Comparison of configurations between the conventional and newly developed interfaces

However, some points remain to be improved in the future. The presence of more assistants during endovascular procedures increased the number of people in the Kinect recognition range, thereby increasing the response time. To address this problem, the number of people who can be identified by Kinect can be increased. Moreover, as the voice recognition rate deteriorates in the presence of environmental noises, such as monitor sound, we are considering using a directional microphone.

This study has some limitations. The development and clinical application of this system were performed in the angiography suite that we usually use, but the operability may be different in an operating room, such as in a hybrid operating room. However, the ambient sound and distance between the operating room and our angiography suite are similar, so we can say that the development environment is comparable. Another limitation is that the Kinect sensor, which was available at the beginning of the development, is no longer commercially available. Hence, the concept of this system must be modified so that it can be adapted to other depth sensors (Leap Controller, VicoVR, Orbbec camera, etc.). In the future, we plan to use the Intel Real Sense gesture sensor, which is capable of recognizing five fingers. As the Kinect can only recognize three types of hand gestures, we chose the hand shapes of “rock–paper–scissors,” which are easy for anyone to understand and reproduce. Additionally, the gestures required large movements to operate. However, because Real Sense can recognize five fingers, zooming, for example, can be done using the index finger and thumb spread out, similar to that on a smartphone, which is expected to reduce the movement in the gesture operation. Furthermore, in the case of Kinect, the user should raise the left hand to stop the command for preventing hand misalignment when changing the shape of the fingers on the right hand, but in the case of a sensor that can recognize five fingers, the accuracy of hand-position recognition is likely to be improved, and this operation is also expected to become unnecessary. The last limitation is that this system does not substitute for all the functions of a workstation. When treating a lesion with a simple vascular architecture, as shown in the results section of this paper, the procedures performed on the workstation are relatively simple. Therefore, we could perform the treatment without any problems. A complicated shunt disease requires time-consuming interpretation before treatment. Consequently, multiple DSA images must be interpreted and compared, and the use of this system is not suitable for such prolonged interpretations. As mentioned earlier, the images can be saved and loaded with this system, but the process of naming them requires keyboard input by an assistant.

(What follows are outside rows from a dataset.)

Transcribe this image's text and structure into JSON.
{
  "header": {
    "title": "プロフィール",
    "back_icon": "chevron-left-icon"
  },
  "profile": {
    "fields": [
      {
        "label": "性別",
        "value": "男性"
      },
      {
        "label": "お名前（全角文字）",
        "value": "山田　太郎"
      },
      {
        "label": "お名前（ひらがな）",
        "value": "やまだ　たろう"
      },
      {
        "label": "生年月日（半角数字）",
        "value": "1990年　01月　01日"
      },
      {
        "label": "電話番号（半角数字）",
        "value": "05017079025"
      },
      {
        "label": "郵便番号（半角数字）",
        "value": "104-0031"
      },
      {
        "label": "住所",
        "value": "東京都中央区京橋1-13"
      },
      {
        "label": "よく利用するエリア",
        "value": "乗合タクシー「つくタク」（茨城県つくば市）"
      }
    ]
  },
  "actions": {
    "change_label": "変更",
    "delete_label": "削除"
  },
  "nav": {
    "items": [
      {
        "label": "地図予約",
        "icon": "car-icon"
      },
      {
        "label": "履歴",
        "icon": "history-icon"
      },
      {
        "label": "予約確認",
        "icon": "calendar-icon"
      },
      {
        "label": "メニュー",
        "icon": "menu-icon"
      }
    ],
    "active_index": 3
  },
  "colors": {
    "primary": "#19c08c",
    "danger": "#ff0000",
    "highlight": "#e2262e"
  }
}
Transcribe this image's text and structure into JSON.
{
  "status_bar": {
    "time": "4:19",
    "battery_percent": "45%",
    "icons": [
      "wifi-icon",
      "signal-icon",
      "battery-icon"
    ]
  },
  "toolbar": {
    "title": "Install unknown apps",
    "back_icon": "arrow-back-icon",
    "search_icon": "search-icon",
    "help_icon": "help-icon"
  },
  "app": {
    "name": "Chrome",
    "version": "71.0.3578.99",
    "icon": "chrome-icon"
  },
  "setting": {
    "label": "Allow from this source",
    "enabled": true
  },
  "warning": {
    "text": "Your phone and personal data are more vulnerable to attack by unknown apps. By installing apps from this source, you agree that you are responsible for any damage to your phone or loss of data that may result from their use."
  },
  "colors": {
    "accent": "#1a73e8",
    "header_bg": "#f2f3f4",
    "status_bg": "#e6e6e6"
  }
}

With the development of artificial intelligence technology, the recognition rate of gesture sensor and voice recognition is improving on a daily basis. In the future, we would like to build the next system using a new gesture sensor to replace the Kinect and new speech recognition software, which will further improve both gesture and speech recognition accuracy, and further highlight the difference between existing system and our developed system. As a clinical significance, we believe that this will reduce the risk of unnecessary infections and stress on the surgeon and improve the quality of the surgery.

Conclusions

The authors developed a contactless operating interface that combines the existing workstation system with Kinect and voice recognition software. This interface allows the neuroradiologist to operate the workstation while maintaining sterile conditions, without having to walk back and forth between the operating room and the console room. Since the Kinect is not commercially available, it will be necessary to modify and adapt this concept to the currently available depth sensor in the future, but this system and interface can withstand common clinical endovascular neurosurgery while maintaining excellent precision. Since it does not replace the full functionality of the workstation, further clinical usage experience is warranted.